Seychelles is the only liberal democracy in the Sub-Saharan Africa region, according to a newly published Democracy Report 2023 by the Varieties of Democracy (V-Dem) Institute of the University of Gothenburg, Sweden.
According to the V-Dem report entitled ‘Defiance in the Face of Autocratisation’, “liberal democracy embodies the importance of protecting individual and minority rights against both the tyranny of the state and the tyranny of the majority.”
It also “captures the horizontal methods of accountability between more or less equally standing institutions that ensure the effective checks and balances between institutions and in particular limit the exercise of executive power.”
Liberal democracy is measured on three indexes – equality before the law and individual liberty, judicial constraints on the executive, and legislative constraints on the executive.
Seychelles, an archipelago in the western Indian Ocean, is among 15 countries with significant democratisation and is 35th overall on the ranking of 139 countries. Two other countries in the Indian Ocean region, Maldives is 72nd and Mauritius 85th.
On the history graphs of the regimes, Seychelles was an electoral autocracy from 1993 to 2012. It became an electoral democracy from 2013 to 2014 and rose to liberal democracy from 2015 to 2023.
The secretary general of the ruling Linyon Demokratik Seselwa (LDS) party, Gervais Henrie, told SNA that it should be a proud moment for every Seychellois that Seychelles, a small country, is the only liberal democracy in Sub-Saharan African region. 

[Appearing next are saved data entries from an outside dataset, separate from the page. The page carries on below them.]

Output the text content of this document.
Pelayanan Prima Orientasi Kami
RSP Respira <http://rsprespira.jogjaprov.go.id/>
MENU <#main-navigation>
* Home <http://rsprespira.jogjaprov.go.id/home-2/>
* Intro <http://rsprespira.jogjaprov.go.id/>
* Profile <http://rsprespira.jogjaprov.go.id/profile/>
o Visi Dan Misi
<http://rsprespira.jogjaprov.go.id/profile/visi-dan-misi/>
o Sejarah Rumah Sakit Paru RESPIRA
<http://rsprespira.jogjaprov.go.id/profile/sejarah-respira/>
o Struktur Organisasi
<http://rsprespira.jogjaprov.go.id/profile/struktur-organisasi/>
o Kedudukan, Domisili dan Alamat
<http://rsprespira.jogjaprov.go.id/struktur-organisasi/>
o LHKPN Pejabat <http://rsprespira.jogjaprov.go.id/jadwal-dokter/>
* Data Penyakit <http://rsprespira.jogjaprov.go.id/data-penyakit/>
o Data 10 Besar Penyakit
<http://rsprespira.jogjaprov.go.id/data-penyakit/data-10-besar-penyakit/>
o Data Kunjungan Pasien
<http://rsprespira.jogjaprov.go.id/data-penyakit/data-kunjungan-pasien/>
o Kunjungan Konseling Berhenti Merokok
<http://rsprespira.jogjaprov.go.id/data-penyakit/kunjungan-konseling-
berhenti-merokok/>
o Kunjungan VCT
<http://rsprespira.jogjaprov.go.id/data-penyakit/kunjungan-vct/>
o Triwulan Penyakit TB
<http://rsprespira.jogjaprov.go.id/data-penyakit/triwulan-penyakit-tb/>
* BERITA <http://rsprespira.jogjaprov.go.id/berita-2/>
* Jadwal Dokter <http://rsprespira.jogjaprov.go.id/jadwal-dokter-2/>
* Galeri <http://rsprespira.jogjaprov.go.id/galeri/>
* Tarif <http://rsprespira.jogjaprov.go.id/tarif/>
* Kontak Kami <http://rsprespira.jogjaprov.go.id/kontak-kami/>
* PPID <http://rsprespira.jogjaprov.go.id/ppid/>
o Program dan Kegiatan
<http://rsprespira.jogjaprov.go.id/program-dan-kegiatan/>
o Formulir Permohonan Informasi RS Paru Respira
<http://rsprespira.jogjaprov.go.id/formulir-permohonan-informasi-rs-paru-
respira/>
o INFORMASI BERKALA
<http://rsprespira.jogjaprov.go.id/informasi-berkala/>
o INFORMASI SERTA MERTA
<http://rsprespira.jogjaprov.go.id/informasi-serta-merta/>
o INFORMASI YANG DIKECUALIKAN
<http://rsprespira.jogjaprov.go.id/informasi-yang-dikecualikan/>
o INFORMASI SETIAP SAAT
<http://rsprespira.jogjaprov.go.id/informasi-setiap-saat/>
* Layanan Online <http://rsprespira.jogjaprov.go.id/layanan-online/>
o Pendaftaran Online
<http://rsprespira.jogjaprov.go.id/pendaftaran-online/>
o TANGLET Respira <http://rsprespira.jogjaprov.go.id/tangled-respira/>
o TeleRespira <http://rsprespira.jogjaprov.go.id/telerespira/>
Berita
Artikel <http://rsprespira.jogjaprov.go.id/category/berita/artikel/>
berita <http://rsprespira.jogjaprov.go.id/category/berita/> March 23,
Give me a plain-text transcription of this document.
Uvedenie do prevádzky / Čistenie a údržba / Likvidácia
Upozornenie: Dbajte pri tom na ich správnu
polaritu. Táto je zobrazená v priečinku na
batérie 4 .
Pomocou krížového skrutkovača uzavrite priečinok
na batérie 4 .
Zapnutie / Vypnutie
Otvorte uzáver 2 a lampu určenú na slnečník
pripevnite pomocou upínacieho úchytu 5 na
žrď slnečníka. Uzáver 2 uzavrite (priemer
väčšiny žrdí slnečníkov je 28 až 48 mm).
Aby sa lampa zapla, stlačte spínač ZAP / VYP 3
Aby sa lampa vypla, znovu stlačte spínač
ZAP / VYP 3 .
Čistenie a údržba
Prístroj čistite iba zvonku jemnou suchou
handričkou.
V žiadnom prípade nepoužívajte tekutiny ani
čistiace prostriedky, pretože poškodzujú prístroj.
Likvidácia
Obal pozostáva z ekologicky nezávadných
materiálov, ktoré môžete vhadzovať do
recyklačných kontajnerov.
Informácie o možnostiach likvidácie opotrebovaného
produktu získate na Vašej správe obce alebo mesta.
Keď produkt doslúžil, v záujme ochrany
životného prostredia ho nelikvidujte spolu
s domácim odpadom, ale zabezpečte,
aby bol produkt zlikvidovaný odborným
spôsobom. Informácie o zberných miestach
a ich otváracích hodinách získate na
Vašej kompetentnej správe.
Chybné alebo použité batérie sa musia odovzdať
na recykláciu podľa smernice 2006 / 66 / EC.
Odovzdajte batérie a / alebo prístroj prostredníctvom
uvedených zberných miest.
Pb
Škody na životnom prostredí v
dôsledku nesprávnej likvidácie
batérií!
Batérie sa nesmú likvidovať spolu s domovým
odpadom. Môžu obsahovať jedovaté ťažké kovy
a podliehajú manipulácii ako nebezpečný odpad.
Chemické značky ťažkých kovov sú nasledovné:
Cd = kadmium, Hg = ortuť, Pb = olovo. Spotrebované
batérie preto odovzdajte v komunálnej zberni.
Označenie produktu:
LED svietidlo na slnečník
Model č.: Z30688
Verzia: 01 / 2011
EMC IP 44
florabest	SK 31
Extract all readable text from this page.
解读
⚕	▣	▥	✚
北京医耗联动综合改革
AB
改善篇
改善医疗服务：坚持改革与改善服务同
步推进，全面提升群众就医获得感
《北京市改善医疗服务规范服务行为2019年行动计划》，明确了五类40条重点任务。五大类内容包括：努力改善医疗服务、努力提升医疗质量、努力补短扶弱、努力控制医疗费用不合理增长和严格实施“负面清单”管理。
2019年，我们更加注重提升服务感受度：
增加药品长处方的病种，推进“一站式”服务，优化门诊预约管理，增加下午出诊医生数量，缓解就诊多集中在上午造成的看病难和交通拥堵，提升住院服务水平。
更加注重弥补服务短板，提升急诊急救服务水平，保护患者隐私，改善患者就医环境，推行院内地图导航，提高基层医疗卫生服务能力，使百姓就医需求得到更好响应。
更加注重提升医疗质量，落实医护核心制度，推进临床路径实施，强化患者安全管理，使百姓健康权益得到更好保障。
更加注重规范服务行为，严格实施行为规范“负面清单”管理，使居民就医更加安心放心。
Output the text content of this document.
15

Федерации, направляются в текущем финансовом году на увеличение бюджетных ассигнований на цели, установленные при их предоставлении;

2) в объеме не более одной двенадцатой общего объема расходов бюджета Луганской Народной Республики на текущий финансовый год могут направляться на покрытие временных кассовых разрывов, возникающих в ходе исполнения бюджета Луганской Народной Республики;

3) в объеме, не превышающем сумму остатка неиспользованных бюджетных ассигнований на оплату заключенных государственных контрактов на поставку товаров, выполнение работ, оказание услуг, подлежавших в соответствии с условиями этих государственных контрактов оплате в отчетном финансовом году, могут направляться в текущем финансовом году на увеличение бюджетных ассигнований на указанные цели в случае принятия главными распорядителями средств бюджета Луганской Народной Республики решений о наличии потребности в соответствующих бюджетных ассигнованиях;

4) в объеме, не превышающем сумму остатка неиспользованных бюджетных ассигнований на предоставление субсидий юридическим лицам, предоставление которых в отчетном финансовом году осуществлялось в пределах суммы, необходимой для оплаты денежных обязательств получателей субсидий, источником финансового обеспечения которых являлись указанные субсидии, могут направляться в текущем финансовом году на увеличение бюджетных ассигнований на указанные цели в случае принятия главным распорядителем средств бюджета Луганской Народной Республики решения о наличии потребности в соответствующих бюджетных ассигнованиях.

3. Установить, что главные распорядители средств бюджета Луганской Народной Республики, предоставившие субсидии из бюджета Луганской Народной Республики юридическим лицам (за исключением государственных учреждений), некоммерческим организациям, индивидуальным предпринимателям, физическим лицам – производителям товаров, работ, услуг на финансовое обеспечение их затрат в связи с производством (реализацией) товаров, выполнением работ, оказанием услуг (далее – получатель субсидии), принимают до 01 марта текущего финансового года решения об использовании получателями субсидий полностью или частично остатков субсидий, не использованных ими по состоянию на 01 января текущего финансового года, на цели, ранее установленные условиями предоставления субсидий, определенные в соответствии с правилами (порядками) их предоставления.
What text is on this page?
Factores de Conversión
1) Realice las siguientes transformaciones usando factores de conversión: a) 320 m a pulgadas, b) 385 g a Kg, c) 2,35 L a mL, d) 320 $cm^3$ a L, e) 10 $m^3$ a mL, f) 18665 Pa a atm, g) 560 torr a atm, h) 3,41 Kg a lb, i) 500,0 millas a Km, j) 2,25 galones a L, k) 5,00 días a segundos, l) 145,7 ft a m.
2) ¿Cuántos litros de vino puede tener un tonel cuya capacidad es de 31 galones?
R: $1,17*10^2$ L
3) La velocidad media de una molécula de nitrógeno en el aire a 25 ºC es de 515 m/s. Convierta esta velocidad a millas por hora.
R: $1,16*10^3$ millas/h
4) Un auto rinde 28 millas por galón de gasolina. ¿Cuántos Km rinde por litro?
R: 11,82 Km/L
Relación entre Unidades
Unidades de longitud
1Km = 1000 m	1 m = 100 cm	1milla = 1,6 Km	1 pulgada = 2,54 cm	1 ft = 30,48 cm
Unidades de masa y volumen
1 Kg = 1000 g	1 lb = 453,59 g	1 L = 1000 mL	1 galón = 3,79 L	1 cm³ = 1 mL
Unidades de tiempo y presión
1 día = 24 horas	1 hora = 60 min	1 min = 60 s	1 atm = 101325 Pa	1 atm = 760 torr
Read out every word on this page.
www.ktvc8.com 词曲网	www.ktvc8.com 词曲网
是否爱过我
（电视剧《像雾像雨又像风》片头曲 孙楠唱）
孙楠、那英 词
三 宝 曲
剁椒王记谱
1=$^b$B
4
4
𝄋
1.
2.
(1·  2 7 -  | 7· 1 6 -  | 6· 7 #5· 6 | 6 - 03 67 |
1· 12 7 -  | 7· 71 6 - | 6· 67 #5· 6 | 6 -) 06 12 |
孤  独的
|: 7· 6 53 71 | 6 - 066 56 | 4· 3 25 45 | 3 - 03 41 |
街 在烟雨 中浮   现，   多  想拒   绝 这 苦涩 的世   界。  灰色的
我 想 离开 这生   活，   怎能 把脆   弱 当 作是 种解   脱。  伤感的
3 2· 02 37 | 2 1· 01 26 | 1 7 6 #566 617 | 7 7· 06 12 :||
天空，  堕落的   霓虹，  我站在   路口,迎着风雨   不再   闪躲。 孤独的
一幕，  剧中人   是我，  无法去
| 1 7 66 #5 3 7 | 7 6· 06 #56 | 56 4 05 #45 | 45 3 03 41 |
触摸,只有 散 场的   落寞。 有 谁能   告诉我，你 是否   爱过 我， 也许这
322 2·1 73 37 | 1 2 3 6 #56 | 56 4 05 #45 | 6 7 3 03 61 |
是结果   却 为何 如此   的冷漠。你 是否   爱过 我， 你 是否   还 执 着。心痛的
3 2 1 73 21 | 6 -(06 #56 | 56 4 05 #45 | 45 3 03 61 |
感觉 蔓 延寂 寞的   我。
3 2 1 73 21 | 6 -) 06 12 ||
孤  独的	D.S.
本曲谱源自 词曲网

“For the first time since our independence, we have a president starting his mandate at State House through popular vote. This government is championing its election promise of ‘Seychelles for all its children.’ This is important because it means that basic rights such as freedom of assembly and free speech, collective security, and social and economic benefits will be safeguarded,” he said.
Henrie added that “this ranking comes two years after the historic October 2020 election. We could have been in a better position if the majority of people had understood President Ramkalawan’s message much earlier on.”
V-Dem said that democratisation is when a country is making moves away from autocracy and toward democracy while autocratisation is the opposite, meaning any move away from democracy toward autocracy.
While Seychelles is on an upward trajectory, several countries have declined according to the report.
“In a decade, the level of democracy enjoyed by the average global citizen has deteriorated to levels last seen in 1986 – more than 35. 1986 was the year of the Chernobyl accident and the Reykjavík Summit between Ronald Reagan and Mikhail Gorbachev,” the report pointed out.
It added further that advances in global levels of democracy made over the last 35 years have been wiped out and that 72 percent of the world’s population, 5.7 billion people, live in autocracies by 2022. Only 1 billion people, that is 13 percent of the world’s population, live in liberal democracies.
This is mainly due to the fact that “freedom of expression is deteriorating in 35 countries in 2022 – 10 years ago it was only seven countries. The government censorship of the media is worsening in 47 countries over the last 10 years and government repression of civil society organisations is worsening in 37 countries.”
In Sub-Saharan Africa, a vast majority of people – 68 percent – reside in electoral autocracies, and a total of 79 percent live in autocracies.
V-Dem is an international collaboration involving almost 4,000 scholars from over 180 countries and the V-Dem Institute is hosted at the Department of Political Science, University of Gothenburg.
It produces the largest global dataset on democracy with over 31 million data points for 202 countries from 1789 to 2022.